# Scary Terry Bucky



## turtle2778 (Jul 9, 2006)

Okay Techno folks. Im finally ready to try and attempt making something move. Id like to have a skull the talks. Would these skulls support a scary terry setup? http://www.frightcatalog.com/Hallow..._source=sli&utm_medium=web&utm_campaign=champ I figured the lighter the better, but then what do i know.


----------



## Hauntiholik (May 17, 2006)

I honestly don't know but looking at the skull seems to be made of foam. I would think that it wouldn't hold up well with movement.


----------



## turtle2778 (Jul 9, 2006)

I have like 6 of the ACC skulls, but WOW are they heavy. I was just hoping to go with something smaller.


----------



## JonnyMac (Apr 5, 2007)

It looks like that skull is solid -- you might be able to move it, but I don't think the jaw can be articulated.


----------



## turtle2778 (Jul 9, 2006)

what about cutting off the jaw? and adding wire to it?


----------



## ScareFX (Aug 18, 2004)

The skull from FC is like the foam skulls you can purchase in season at Walgreens for about $4.00. You would have to do a lot of cutting like opening the top and removing the lower jaw. Then you have to figure out a method to mount the servo. 

If you only want a moving jaw then it would be far easier to use a Bucky skull since the build is so well documented.

I'm not saying you could not use that FC skull but they are pretty fragile. If you're going to put time and effort into the build, use a tried and true technique that will result in a long lasting prop.


----------



## TwistedDementia (May 2, 2007)

Here's a lighter skull you can try, they usually sell for about $25 but do some looking around and you should find them cheaper.
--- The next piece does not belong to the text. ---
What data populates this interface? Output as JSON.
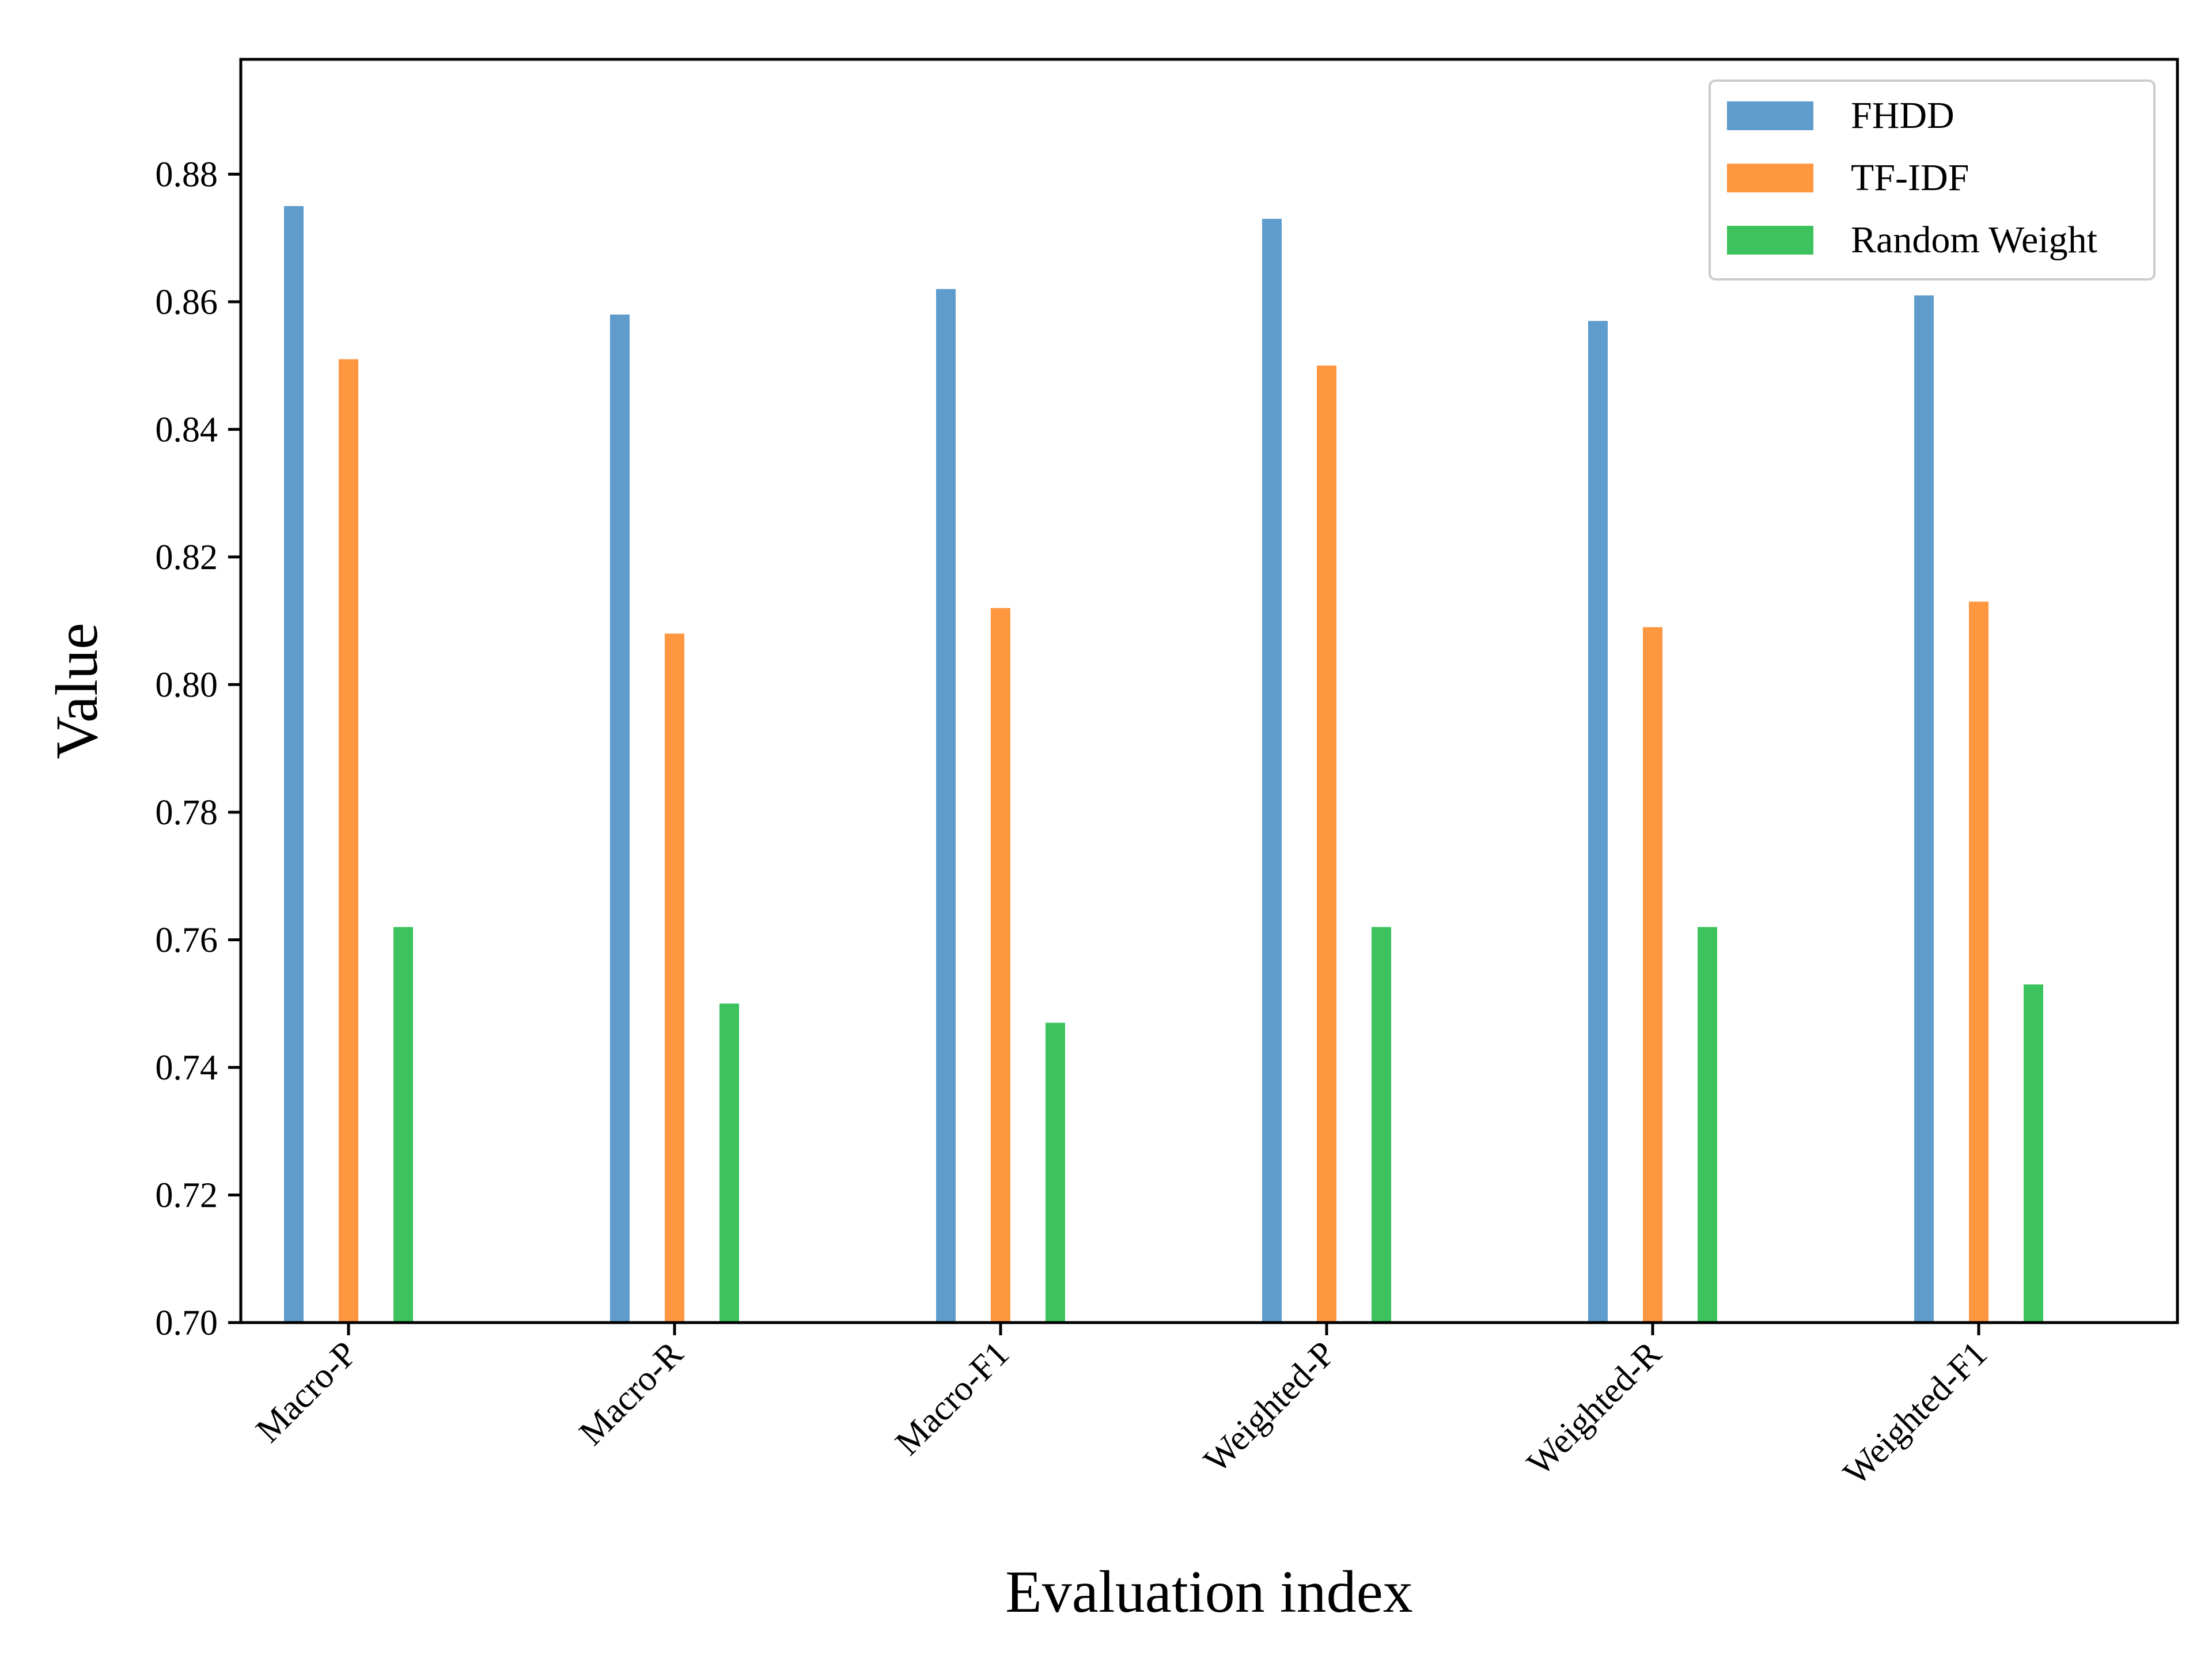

I found a bunch of these at halloween usa for $6 a peice.


----------



## Otaku (Dec 3, 2004)

I agree with ScareFX. I used the Scary Terry method and haven't had a bit of trouble with my skulls. Scary Terry's site tells you all you need to know to make the skull. Use the Cowlacious servo driver board, either with or without the ISD option. The ISD is good for sound on demand, but the quality isn't as good as a CD or MP3 player. On the other hand, hacking a CD or MP3 player to trigger when you want it is more difficult. If you're going to loop the sound, definitely use CD or MP3. It's really quite easy to make - have fun!


----------